Identifying User Goals from UI Trajectories
Omri Berkovitch, Sapir Caduri, Noam Kahlon, Anatoly Efros, Avi Caciularu, Ido Dagan
TL;DR
This work introduces a novel task of identifying user goals from UI trajectories, producing natural language goal descriptions from multimodal UI traces. It formalizes evaluation via task fulfillment and satisfaction, and validates the approach using inverted UI automation datasets from web (Mind2Web) and Android (AitW/AitZ) with human and multimodal model benchmarks. Experiments reveal a substantial gap between expert humans and current models (Gemini and GPT-4o), underscoring the complexity of inferring intents from UI interactions. The study lays a foundation for future work in goal-aware agents and personalization, with potential extensions to more GUI platforms and ethical considerations for user privacy.
Abstract
Identifying underlying user goals and intents has been recognized as valuable in various personalization-oriented settings, such as personalized agents, improved search responses, advertising, user analytics, and more. In this paper, we propose a new task goal identification from observed UI trajectories aiming to infer the user's detailed intentions when performing a task within UI environments.
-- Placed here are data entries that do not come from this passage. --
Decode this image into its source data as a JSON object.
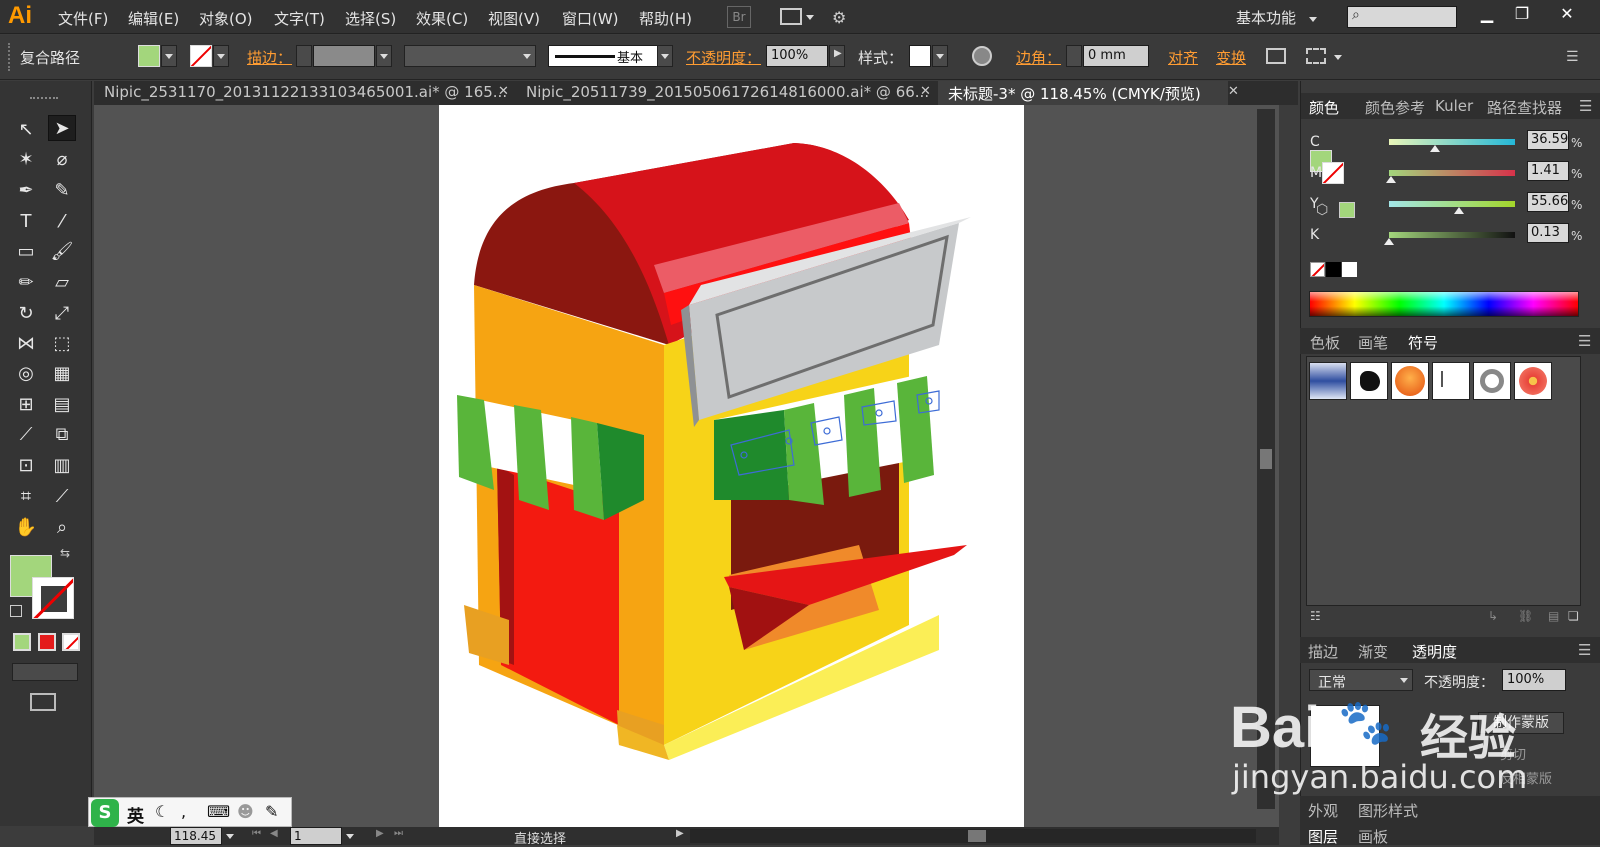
{
  "app": {
    "logo": "Ai",
    "workspace": "基本功能"
  },
  "menu": [
    "文件(F)",
    "编辑(E)",
    "对象(O)",
    "文字(T)",
    "选择(S)",
    "效果(C)",
    "视图(V)",
    "窗口(W)",
    "帮助(H)"
  ],
  "toolbar_bridge": "Br",
  "control": {
    "object_type": "复合路径",
    "stroke_label": "描边：",
    "stroke_style": "基本",
    "opacity_label": "不透明度：",
    "opacity_value": "100%",
    "style_label": "样式：",
    "corner_label": "边角：",
    "corner_value": "0 mm",
    "align": "对齐",
    "transform": "变换"
  },
  "tabs": [
    {
      "label": "Nipic_2531170_20131122133103465001.ai* @ 165...",
      "active": false
    },
    {
      "label": "Nipic_20511739_20150506172614816000.ai* @ 66...",
      "active": false
    },
    {
      "label": "未标题-3* @ 118.45% (CMYK/预览)",
      "active": true
    }
  ],
  "color_panel": {
    "tabs": [
      "颜色",
      "颜色参考",
      "Kuler",
      "路径查找器"
    ],
    "sliders": [
      {
        "label": "C",
        "value": "36.59",
        "percent": 36.59
      },
      {
        "label": "M",
        "value": "1.41",
        "percent": 1.41
      },
      {
        "label": "Y",
        "value": "55.66",
        "percent": 55.66
      },
      {
        "label": "K",
        "value": "0.13",
        "percent": 0.13
      }
    ],
    "percent_sign": "%"
  },
  "swatch_panel": {
    "tabs": [
      "色板",
      "画笔",
      "符号"
    ]
  },
  "transparency_panel": {
    "tabs": [
      "描边",
      "渐变",
      "透明度"
    ],
    "blend_mode": "正常",
    "opacity_label": "不透明度：",
    "opacity_value": "100%",
    "make_mask": "制作蒙版",
    "clip": "剪切",
    "invert": "反相蒙版"
  },
  "appearance_panel": {
    "tabs": [
      "外观",
      "图形样式"
    ]
  },
  "layers_panel": {
    "tabs": [
      "图层",
      "画板"
    ]
  },
  "status": {
    "zoom": "118.45",
    "artboard": "1",
    "tool": "直接选择"
  },
  "ime": {
    "lang": "英"
  },
  "watermark": {
    "brand": "Bai",
    "brand2": "经验",
    "url": "jingyan.baidu.com"
  },
  "colors": {
    "fill": "#a3d67c",
    "accent": "#ff9c32",
    "canvas": "#535353"
  }
}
To support this task, we also introduce a novel evaluation methodology designed to assess whether two intent descriptions can be considered paraphrases within a specific UI environment. Furthermore, we demonstrate how this task can leverage datasets designed for the inverse problem of UI automation, utilizing Android and web datasets for our experiments. To benchmark this task, we compare the performance of humans and state-of-the-art models, specifically GPT-4 and Gemini-1.5 Pro, using our proposed metric. The results reveal that both Gemini and GPT underperform relative to human performance, underscoring the challenge of the proposed task and the significant room for improvement. This work highlights the importance of goal identification within UI trajectories, providing a foundation for further exploration and advancement in this area.